Untuk penyusunan disertasinya, Widodo mengadakan penelitian mengenai bentuk kejahatan yang berhubungan dengan komputer, faktor penyebabnya jenis pidana yang digunakan dan langkah-langkah kebijakan yang diambil.

Ia juga menyebutkan bahwa motivasi dari pelaku dalam kejahatan komputer di Indonesia didorong lebih dari satu motivasi. Di antaranya adalah mencoba kemampuan dan keterampilan diri dalam mengoperasikan teknologi informasi, mencoba untuk menguji kemampuan pihak lain yang mengelola dan mengamankan situs/website. Mereka juga ingin dianggap sebagai pahlawan (hero), memperkenalkan atau mempopulerkan kelompok hacker, pelampiasan kekecewaan, memperoleh uang, balas dendam, motif politik dan persaingan usaha.

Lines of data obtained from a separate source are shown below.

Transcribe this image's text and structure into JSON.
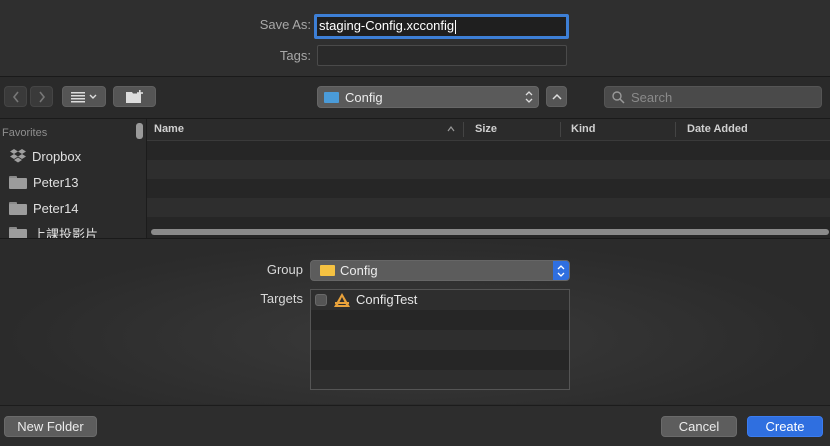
{
  "save_as": {
    "label": "Save As:",
    "value": "staging-Config.xcconfig"
  },
  "tags": {
    "label": "Tags:",
    "value": ""
  },
  "toolbar": {
    "back_icon": "chevron-left-icon",
    "forward_icon": "chevron-right-icon",
    "view_icon": "list-view-icon",
    "new_folder_icon": "new-folder-icon",
    "location": "Config",
    "search_placeholder": "Search"
  },
  "sidebar": {
    "heading": "Favorites",
    "items": [
      {
        "label": "Dropbox",
        "icon": "dropbox-icon"
      },
      {
        "label": "Peter13",
        "icon": "folder-icon"
      },
      {
        "label": "Peter14",
        "icon": "folder-icon"
      },
      {
        "label": "上課投影片",
        "icon": "folder-icon"
      }
    ]
  },
  "file_list": {
    "columns": [
      "Name",
      "Size",
      "Kind",
      "Date Added"
    ],
    "rows": []
  },
  "options": {
    "group_label": "Group",
    "group_value": "Config",
    "targets_label": "Targets",
    "targets": [
      {
        "name": "ConfigTest",
        "checked": false
      }
    ]
  },
  "footer": {
    "new_folder": "New Folder",
    "cancel": "Cancel",
    "create": "Create"
  },
  "colors": {
    "accent": "#2f6fe0",
    "focus_ring": "#3d7fd6",
    "folder": "#f5c242"
  }
}
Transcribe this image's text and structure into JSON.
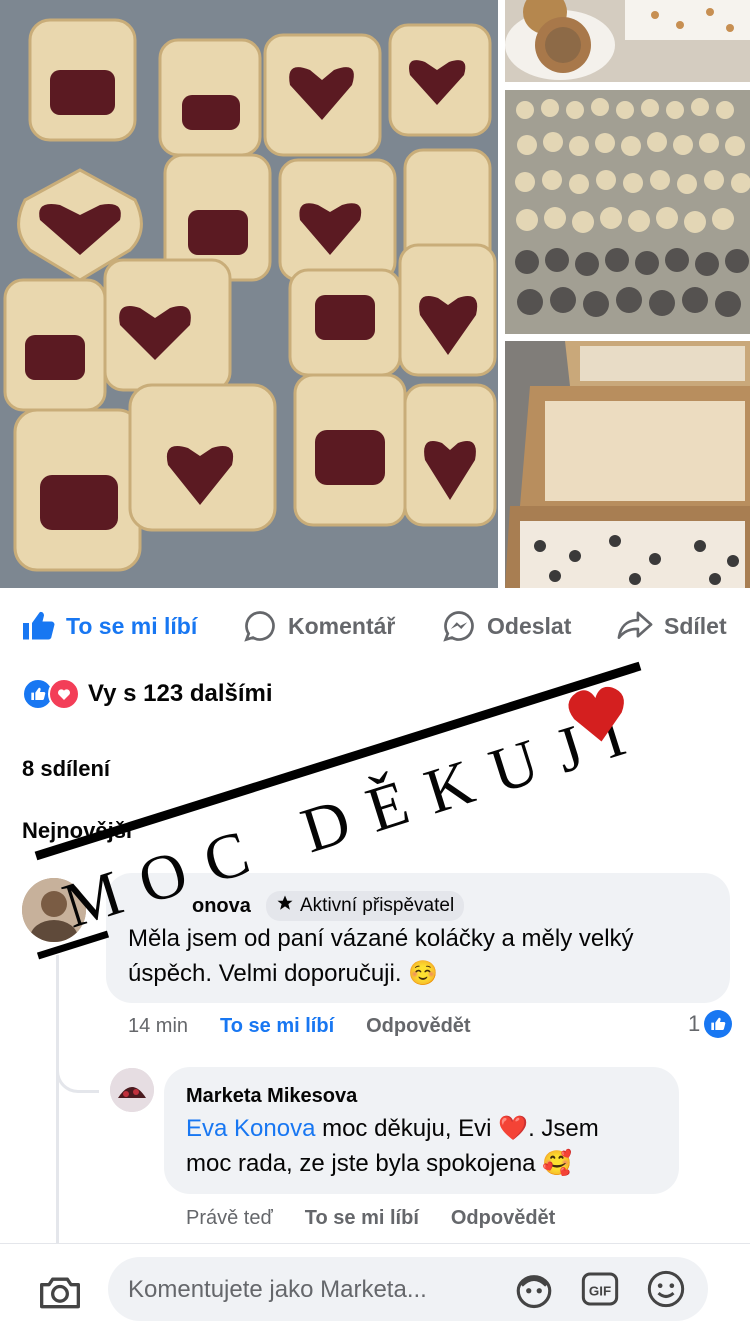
{
  "post": {
    "photos": [
      {
        "icon": "cookie-photo-icon"
      },
      {
        "icon": "tart-photo-icon"
      },
      {
        "icon": "small-cakes-tray-photo-icon"
      },
      {
        "icon": "boxes-of-cookies-photo-icon"
      }
    ]
  },
  "actions": {
    "like": "To se mi líbí",
    "comment": "Komentář",
    "send": "Odeslat",
    "share": "Sdílet"
  },
  "reactions": {
    "summary": "Vy s 123 dalšími"
  },
  "shares": "8 sdílení",
  "sort_label": "Nejnovější",
  "overlay_text": "MOC DĚKUJI",
  "comments": [
    {
      "name_fragment": "onova",
      "badge": "Aktivní přispěvatel",
      "text_line1": "Měla jsem od paní vázané koláčky a měly velký",
      "text_line2": "úspěch. Velmi doporučuji.",
      "emoji": "☺️",
      "time": "14 min",
      "like": "To se mi líbí",
      "reply": "Odpovědět",
      "like_count": "1"
    },
    {
      "name": "Marketa Mikesova",
      "mention": "Eva Konova",
      "text_a": " moc děkuju, Evi ",
      "heart": "❤️",
      "text_b": ". Jsem",
      "text_line2": "moc rada, ze jste byla spokojena",
      "emoji": "🥰",
      "time": "Právě teď",
      "like": "To se mi líbí",
      "reply": "Odpovědět"
    }
  ],
  "composer": {
    "placeholder": "Komentujete jako Marketa..."
  },
  "colors": {
    "accent": "#1877f2",
    "love": "#f33e58",
    "muted": "#65676b"
  }
}
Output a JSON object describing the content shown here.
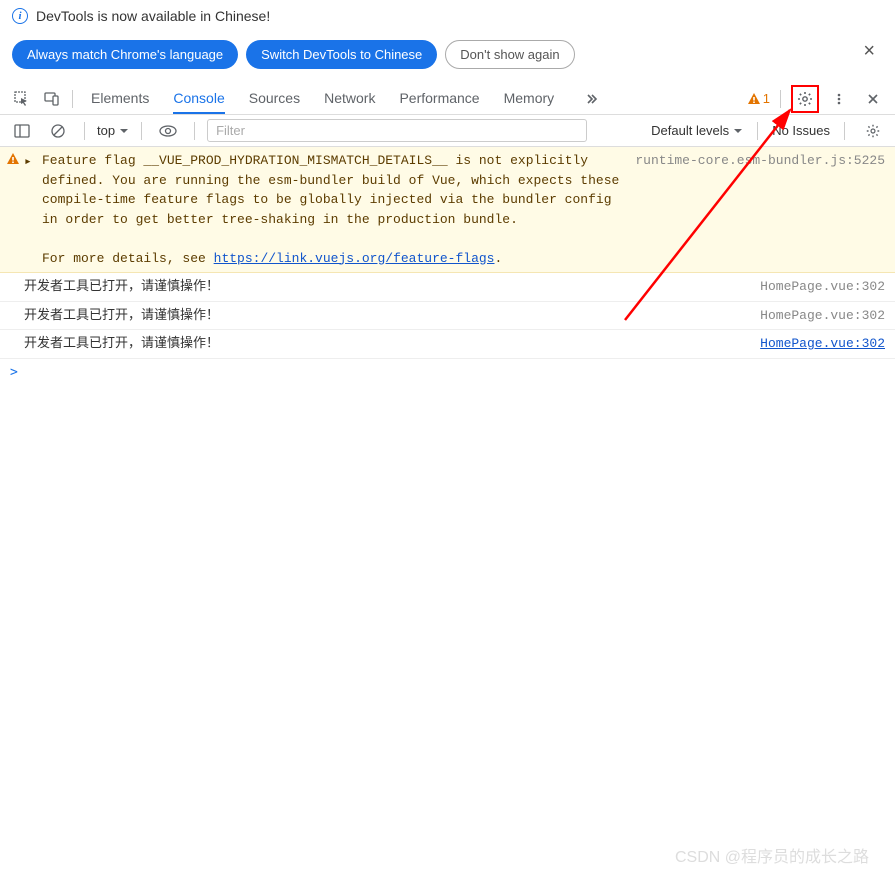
{
  "infobar": {
    "text": "DevTools is now available in Chinese!",
    "btn_match": "Always match Chrome's language",
    "btn_switch": "Switch DevTools to Chinese",
    "btn_dismiss": "Don't show again"
  },
  "tabs": {
    "elements": "Elements",
    "console": "Console",
    "sources": "Sources",
    "network": "Network",
    "performance": "Performance",
    "memory": "Memory"
  },
  "warn_count": "1",
  "toolbar": {
    "context": "top",
    "filter_placeholder": "Filter",
    "levels": "Default levels",
    "issues": "No Issues"
  },
  "console": {
    "warn_line1": "Feature flag __VUE_PROD_HYDRATION_MISMATCH_DETAILS__ is not",
    "warn_line2": "explicitly defined. You are running the esm-bundler build of Vue, which expects these compile-time feature flags to be globally injected via the bundler config in order to get better tree-shaking in the production bundle.",
    "warn_line3": "For more details, see ",
    "warn_link": "https://link.vuejs.org/feature-flags",
    "warn_suffix": ".",
    "warn_src": "runtime-core.esm-bundler.js:5225",
    "log_text": "开发者工具已打开，请谨慎操作！",
    "log_src": "HomePage.vue:302",
    "prompt": ">"
  },
  "watermark": "CSDN @程序员的成长之路"
}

Di Indonesia karakteristik kejahatan komputer bersifat lintas negara bukan menggunakan komputer konvesional dan bukan kejahatan yang berkelompok atau korporasi. ”Mereka (penjahat komputer) rata-rata memiliki pendidikan yang tinggi termasuk mahasiswa dan berjenis kelamin laki-laki,” terang Widodo. Secara kriminologis dalam perspektif teori anomie, Emille Durkheim, sebagian golongan pengguna internet yang menyatakan semua kegiatan internet tidak dapat diatur dengan hukum (Manifesto Hacker). Ini menyebabkan kejahatan yang berhubungan komputer merajalela.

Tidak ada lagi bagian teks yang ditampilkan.